Foley: Working on The Man Who Died was simultaneously one of the most challenging and rewarding writing jobs of my career. We were starting with a great book of the same name, by Antti Tuomainen, who is popular in both Finland and abroad, particularly the UK.

Flink: Antti Tuomainen is probably the most popular current Finnish crime writer internationally. His books have a quirky twist, similar in tone to the work of the Coen Brothers [Fargo] or Aki Kaurismäki [Le Havre].

Foley: Our first task was to remain loyal to that quirky tone with material that is incredibly funny and incredibly dark, sometimes at the same time. Keeping that tone was our holy grail, as we went from the original Finnish book to an English script, to a translated Finnish script, and then very carefully created English subtitles for the international market.

Valkama: As a director, I approached our series like we were making several feature films. The visuals and storytelling were precisely planned, with the key scenes storyboarded and designed well in advance with the DOP and production designer, and then rehearsed well with the actors.

Flink: In a sequence that comes at the end of one episode, Jaakko and his unfortunate helper Petri are attempting to dispose of a thug’s body and a samurai sword. It serves as an example of how we were aiming for very specific moods in the series. The amazing cast got that exact tone first from the script and then from the director and our great crew, all guided by that specificity and shared vision. Above all, it gave the actors the chance to really inhabit their characters.

Vatanen in discussion with director Samuli Valkama on location

Foley: The key was finding some killer visual moments, both from the book and invented for the series in equal measure. When Jaakko and Petri are attempting to move the body, samurai sword and all, in Jaakko’s car, its boots protrude out the back. But being law-abiding Finns, they cover the feet with their T-shirts as little warning flags, since they want to obey the highway code. The sequence ends with another killer visual: as the body is dumped at sea and the dumpers row away, the body pops up again, the head and top of the samurai sword now looking like a bobbing fishing float, marking the end of the episode.

Valkama: The process of getting things done on a series is always quite similar, but good planning is always met with surprises on the way. This time, the surprises were on the better side, and the luck was that we had a great locations manager and a local first AD, who introduced me and the DOP to some wonderful locations. A great script, the right casting, and the perfect locations are very good ingredients for getting things right. But how this is done always varies. This time, one of the key locations for the series was found while browsing the internet on a day off and coming across a local nature photographers society’s Instagram account – et voilà!

Foley: When it came to the dialogue, Finns are notoriously minimalist with their words, so we had a wonderful ongoing conversation between Jaakko and his delivery man Petri, who also happens to be having a fling with Jaakko’s wife. Jaakko needs Petri to help him move the body, but also wants to torment him in revenge for the affair. He does so by speaking like a Dilbert-style boss leading a corporate team-building exercise, rather than a dying man moving a body.
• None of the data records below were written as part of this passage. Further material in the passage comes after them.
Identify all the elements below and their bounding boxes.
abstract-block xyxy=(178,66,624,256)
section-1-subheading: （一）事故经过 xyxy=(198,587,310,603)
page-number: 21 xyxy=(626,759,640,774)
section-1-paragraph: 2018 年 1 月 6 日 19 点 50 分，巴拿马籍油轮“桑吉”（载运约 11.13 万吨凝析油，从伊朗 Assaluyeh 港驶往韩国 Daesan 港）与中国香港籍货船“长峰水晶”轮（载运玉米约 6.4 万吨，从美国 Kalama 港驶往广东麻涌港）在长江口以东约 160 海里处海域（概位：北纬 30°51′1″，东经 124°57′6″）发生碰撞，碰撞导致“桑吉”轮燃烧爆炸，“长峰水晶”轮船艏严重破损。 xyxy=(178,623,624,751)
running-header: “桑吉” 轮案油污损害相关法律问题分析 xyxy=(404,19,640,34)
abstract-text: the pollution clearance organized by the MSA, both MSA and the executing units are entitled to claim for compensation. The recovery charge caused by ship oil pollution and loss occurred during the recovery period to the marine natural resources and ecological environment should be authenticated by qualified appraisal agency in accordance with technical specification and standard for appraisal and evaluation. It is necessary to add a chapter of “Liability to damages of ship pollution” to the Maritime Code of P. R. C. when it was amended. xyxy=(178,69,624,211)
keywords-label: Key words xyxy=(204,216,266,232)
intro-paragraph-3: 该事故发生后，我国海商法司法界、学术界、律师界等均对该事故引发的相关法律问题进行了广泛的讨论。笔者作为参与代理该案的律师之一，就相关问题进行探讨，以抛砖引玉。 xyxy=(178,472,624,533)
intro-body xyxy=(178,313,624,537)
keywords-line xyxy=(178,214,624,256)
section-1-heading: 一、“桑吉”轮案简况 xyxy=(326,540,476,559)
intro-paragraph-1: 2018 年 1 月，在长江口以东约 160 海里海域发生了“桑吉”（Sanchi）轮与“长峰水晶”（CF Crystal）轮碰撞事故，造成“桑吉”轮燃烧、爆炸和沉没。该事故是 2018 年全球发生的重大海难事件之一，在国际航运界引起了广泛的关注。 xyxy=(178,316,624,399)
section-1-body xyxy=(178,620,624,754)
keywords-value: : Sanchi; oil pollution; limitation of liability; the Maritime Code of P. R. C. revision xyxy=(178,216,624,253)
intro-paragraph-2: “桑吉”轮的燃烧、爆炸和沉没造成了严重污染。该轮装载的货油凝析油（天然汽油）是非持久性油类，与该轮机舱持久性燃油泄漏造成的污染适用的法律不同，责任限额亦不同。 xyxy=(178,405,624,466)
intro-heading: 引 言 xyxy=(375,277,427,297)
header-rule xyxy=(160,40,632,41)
He has only told Petri he has a friend in trouble who has had an accident. As they approach the body, Jaakko confides, “The accident was quite serious. He’s not looking his best.”

Flink: The moving of the body and the bonding of boss and delivery driver created a sequence that the audience loved. It was very Finnish, yet it also appeals to an international audience.

Valkama: I have now seen the first two episodes of our series with several different audiences at home and abroad, and viewers seem to love the series right from the start – but when the last 20 minutes of the second episode start, people seem to be electrified. I think it’s because of many things being right – the story, the actors, the direction, the DOP, the sets. But then there’s always the sense of something special starting to happen, that X-factor, which makes things click. To get this, I guess one has to work really hard and then get that slice of good luck to make everything just right. I think we got it here.